Many of Flight’s reviewers sound like my mother-in-law before she’s had her coffee. The Village Voice calls it a simplistic teen novel. The Seattle Times deems it “self-important.” The LA Times whines that Flight is “thin and disappointing.” Our good friends at the Seattle Weekly say it “barely deserves to be called a novel.”

The New York Times, the Washington Post, and the New York Review of Books liked it just fine. They’re smart. Let’s hear it for east coast elitism!

Who can explain? Maybe it’s just garden-variety literary bitchiness. Or maybe they just don’t get it.

By happy accident, I’d reread Kurt Vonnegut’s Slaughterhouse-Five just months before. Flight inspired me to re-reread Slaughterhouse, and then return once more to Flight. And then Vonnegut died. So it goes.

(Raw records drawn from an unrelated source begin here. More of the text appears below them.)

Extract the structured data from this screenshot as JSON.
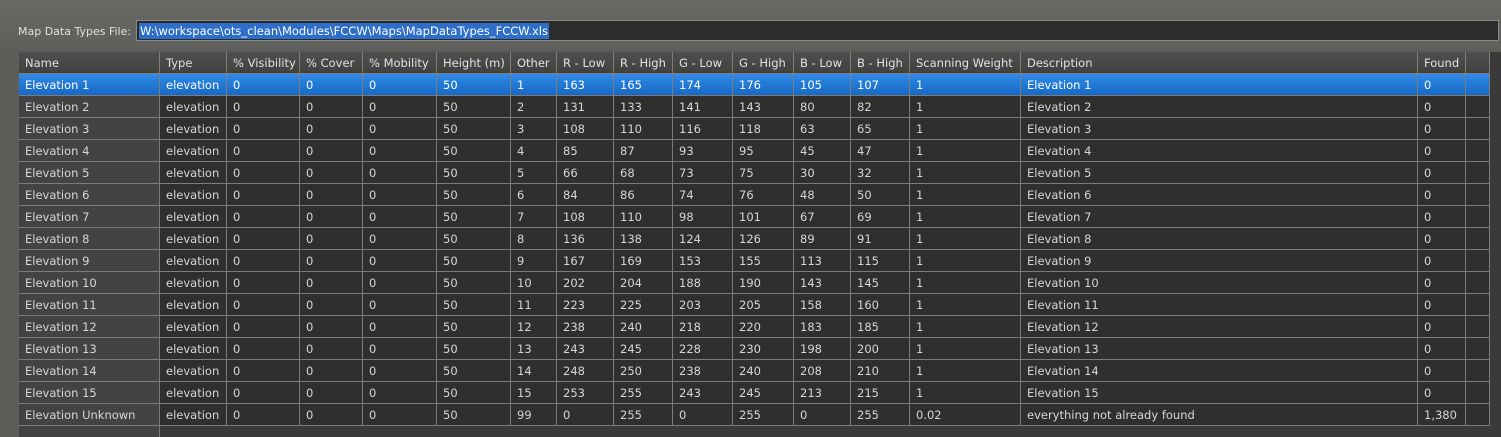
{
  "file_field": {
    "label": "Map Data Types File:",
    "value": "W:\\workspace\\ots_clean\\Modules\\FCCW\\Maps\\MapDataTypes_FCCW.xls"
  },
  "table": {
    "selected_row": 0,
    "columns": [
      "Name",
      "Type",
      "% Visibility",
      "% Cover",
      "% Mobility",
      "Height (m)",
      "Other",
      "R - Low",
      "R - High",
      "G - Low",
      "G - High",
      "B - Low",
      "B - High",
      "Scanning Weight",
      "Description",
      "Found"
    ],
    "rows": [
      [
        "Elevation 1",
        "elevation",
        "0",
        "0",
        "0",
        "50",
        "1",
        "163",
        "165",
        "174",
        "176",
        "105",
        "107",
        "1",
        "Elevation 1",
        "0"
      ],
      [
        "Elevation 2",
        "elevation",
        "0",
        "0",
        "0",
        "50",
        "2",
        "131",
        "133",
        "141",
        "143",
        "80",
        "82",
        "1",
        "Elevation 2",
        "0"
      ],
      [
        "Elevation 3",
        "elevation",
        "0",
        "0",
        "0",
        "50",
        "3",
        "108",
        "110",
        "116",
        "118",
        "63",
        "65",
        "1",
        "Elevation 3",
        "0"
      ],
      [
        "Elevation 4",
        "elevation",
        "0",
        "0",
        "0",
        "50",
        "4",
        "85",
        "87",
        "93",
        "95",
        "45",
        "47",
        "1",
        "Elevation 4",
        "0"
      ],
      [
        "Elevation 5",
        "elevation",
        "0",
        "0",
        "0",
        "50",
        "5",
        "66",
        "68",
        "73",
        "75",
        "30",
        "32",
        "1",
        "Elevation 5",
        "0"
      ],
      [
        "Elevation 6",
        "elevation",
        "0",
        "0",
        "0",
        "50",
        "6",
        "84",
        "86",
        "74",
        "76",
        "48",
        "50",
        "1",
        "Elevation 6",
        "0"
      ],
      [
        "Elevation 7",
        "elevation",
        "0",
        "0",
        "0",
        "50",
        "7",
        "108",
        "110",
        "98",
        "101",
        "67",
        "69",
        "1",
        "Elevation 7",
        "0"
      ],
      [
        "Elevation 8",
        "elevation",
        "0",
        "0",
        "0",
        "50",
        "8",
        "136",
        "138",
        "124",
        "126",
        "89",
        "91",
        "1",
        "Elevation 8",
        "0"
      ],
      [
        "Elevation 9",
        "elevation",
        "0",
        "0",
        "0",
        "50",
        "9",
        "167",
        "169",
        "153",
        "155",
        "113",
        "115",
        "1",
        "Elevation 9",
        "0"
      ],
      [
        "Elevation 10",
        "elevation",
        "0",
        "0",
        "0",
        "50",
        "10",
        "202",
        "204",
        "188",
        "190",
        "143",
        "145",
        "1",
        "Elevation 10",
        "0"
      ],
      [
        "Elevation 11",
        "elevation",
        "0",
        "0",
        "0",
        "50",
        "11",
        "223",
        "225",
        "203",
        "205",
        "158",
        "160",
        "1",
        "Elevation 11",
        "0"
      ],
      [
        "Elevation 12",
        "elevation",
        "0",
        "0",
        "0",
        "50",
        "12",
        "238",
        "240",
        "218",
        "220",
        "183",
        "185",
        "1",
        "Elevation 12",
        "0"
      ],
      [
        "Elevation 13",
        "elevation",
        "0",
        "0",
        "0",
        "50",
        "13",
        "243",
        "245",
        "228",
        "230",
        "198",
        "200",
        "1",
        "Elevation 13",
        "0"
      ],
      [
        "Elevation 14",
        "elevation",
        "0",
        "0",
        "0",
        "50",
        "14",
        "248",
        "250",
        "238",
        "240",
        "208",
        "210",
        "1",
        "Elevation 14",
        "0"
      ],
      [
        "Elevation 15",
        "elevation",
        "0",
        "0",
        "0",
        "50",
        "15",
        "253",
        "255",
        "243",
        "245",
        "213",
        "215",
        "1",
        "Elevation 15",
        "0"
      ],
      [
        "Elevation Unknown",
        "elevation",
        "0",
        "0",
        "0",
        "50",
        "99",
        "0",
        "255",
        "0",
        "255",
        "0",
        "255",
        "0.02",
        "everything not already found",
        "1,380"
      ]
    ]
  }
}
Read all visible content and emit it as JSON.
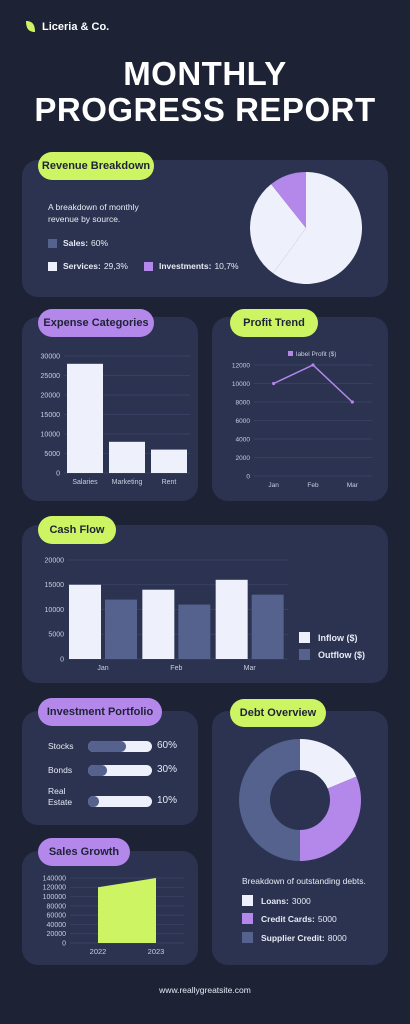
{
  "brand": {
    "name": "Liceria & Co."
  },
  "title": {
    "line1": "MONTHLY",
    "line2": "PROGRESS REPORT"
  },
  "footer": {
    "url": "www.reallygreatsite.com"
  },
  "colors": {
    "background": "#1d2335",
    "card": "#2b3350",
    "green": "#cdf463",
    "purple": "#b487ea",
    "light": "#eef0fb",
    "slate": "#55628d"
  },
  "revenue": {
    "label": "Revenue Breakdown",
    "description": "A breakdown of monthly revenue by source.",
    "legend": [
      {
        "name": "Sales:",
        "value": "60%",
        "color": "#55628d"
      },
      {
        "name": "Services:",
        "value": "29,3%",
        "color": "#eef0fb"
      },
      {
        "name": "Investments:",
        "value": "10,7%",
        "color": "#b487ea"
      }
    ]
  },
  "expenses": {
    "label": "Expense Categories"
  },
  "profit": {
    "label": "Profit Trend"
  },
  "cashflow": {
    "label": "Cash Flow"
  },
  "portfolio": {
    "label": "Investment Portfolio",
    "items": [
      {
        "name": "Stocks",
        "value": "60%",
        "fraction": 0.6
      },
      {
        "name": "Bonds",
        "value": "30%",
        "fraction": 0.3
      },
      {
        "name": "Real Estate",
        "value": "10%",
        "fraction": 0.1
      }
    ]
  },
  "sales_growth": {
    "label": "Sales Growth"
  },
  "debt": {
    "label": "Debt Overview",
    "description": "Breakdown of outstanding debts.",
    "legend": [
      {
        "name": "Loans:",
        "value": "3000",
        "color": "#eef0fb"
      },
      {
        "name": "Credit Cards:",
        "value": "5000",
        "color": "#b487ea"
      },
      {
        "name": "Supplier Credit:",
        "value": "8000",
        "color": "#55628d"
      }
    ]
  },
  "chart_data": [
    {
      "id": "revenue",
      "type": "pie",
      "categories": [
        "Sales",
        "Services",
        "Investments"
      ],
      "values": [
        60,
        29.3,
        10.7
      ],
      "colors": [
        "#eef0fb",
        "#eef0fb",
        "#b487ea"
      ]
    },
    {
      "id": "expenses",
      "type": "bar",
      "categories": [
        "Salaries",
        "Marketing",
        "Rent"
      ],
      "values": [
        28000,
        8000,
        6000
      ],
      "yticks": [
        "0",
        "5000",
        "10000",
        "15000",
        "20000",
        "25000",
        "30000"
      ],
      "ylim": [
        0,
        30000
      ],
      "grid": true
    },
    {
      "id": "profit",
      "type": "line",
      "categories": [
        "Jan",
        "Feb",
        "Mar"
      ],
      "series": [
        {
          "name": "label Profit ($)",
          "values": [
            10000,
            12000,
            8000
          ]
        }
      ],
      "yticks": [
        "0",
        "2000",
        "4000",
        "6000",
        "8000",
        "10000",
        "12000"
      ],
      "ylim": [
        0,
        12000
      ],
      "grid": true,
      "legend": "top"
    },
    {
      "id": "cashflow",
      "type": "bar",
      "categories": [
        "Jan",
        "Feb",
        "Mar"
      ],
      "series": [
        {
          "name": "Inflow ($)",
          "values": [
            15000,
            14000,
            16000
          ]
        },
        {
          "name": "Outflow ($)",
          "values": [
            12000,
            11000,
            13000
          ]
        }
      ],
      "yticks": [
        "0",
        "5000",
        "10000",
        "15000",
        "20000"
      ],
      "ylim": [
        0,
        20000
      ],
      "grid": true,
      "legend": "right"
    },
    {
      "id": "sales_growth",
      "type": "area",
      "categories": [
        "2022",
        "2023"
      ],
      "values": [
        120000,
        140000
      ],
      "yticks": [
        "0",
        "20000",
        "40000",
        "60000",
        "80000",
        "100000",
        "120000",
        "140000"
      ],
      "ylim": [
        0,
        140000
      ],
      "grid": true
    },
    {
      "id": "debt",
      "type": "pie",
      "categories": [
        "Loans",
        "Credit Cards",
        "Supplier Credit"
      ],
      "values": [
        3000,
        5000,
        8000
      ],
      "colors": [
        "#eef0fb",
        "#b487ea",
        "#55628d"
      ],
      "donut": true
    }
  ]
}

Flight pays homage to Vonnegut’s masterpiece by giving us the awkward outsider’s view of a world that is both awful and sublime. While Alexie’s touch is grounded in his trademark humor and appreciation for the absurd, the material, like Vonnegut’s treatment of the bombing of Dresden, is deadly serious, and never lapses into cynical farce. Flight’s protagonist careens through time and space to participate in the various highs and lows of which humans are capable, and in the end finds a version of acceptance and peace.

Alexie is, first and foremost, a storyteller, and the time traveling format allows him to piece together a variety of vignettes, any one of which could have developed into a short story of its own. In some ways, this novel isn’t so far off from Ten Little Indians, his last collection of stories. We have a range of characters who hop across class and race and, now, time itself, to offer multiple points of view on the human condition.

We are reminded that, yes, people suck, but at the same time, love transcends. There are a thousand instances of horrible cruelty in any given moment, but there are also epic acts of love and kindness between strangers. There is abandonment and heartbreak, but we also see everyday rituals of affection and the eternal possibilities of redemption.

The climactic scene, which involves a drunken Indian, a harried professional, and a parboiled parakeet, is top shelf Alexie, pulling the best of which we are capable from the wreckage of everyday failure and disappointment. Flight may not, like Slaughterhouse-Five, be an enduring work of genius. But it’s a damn good book, worth reading at least twice.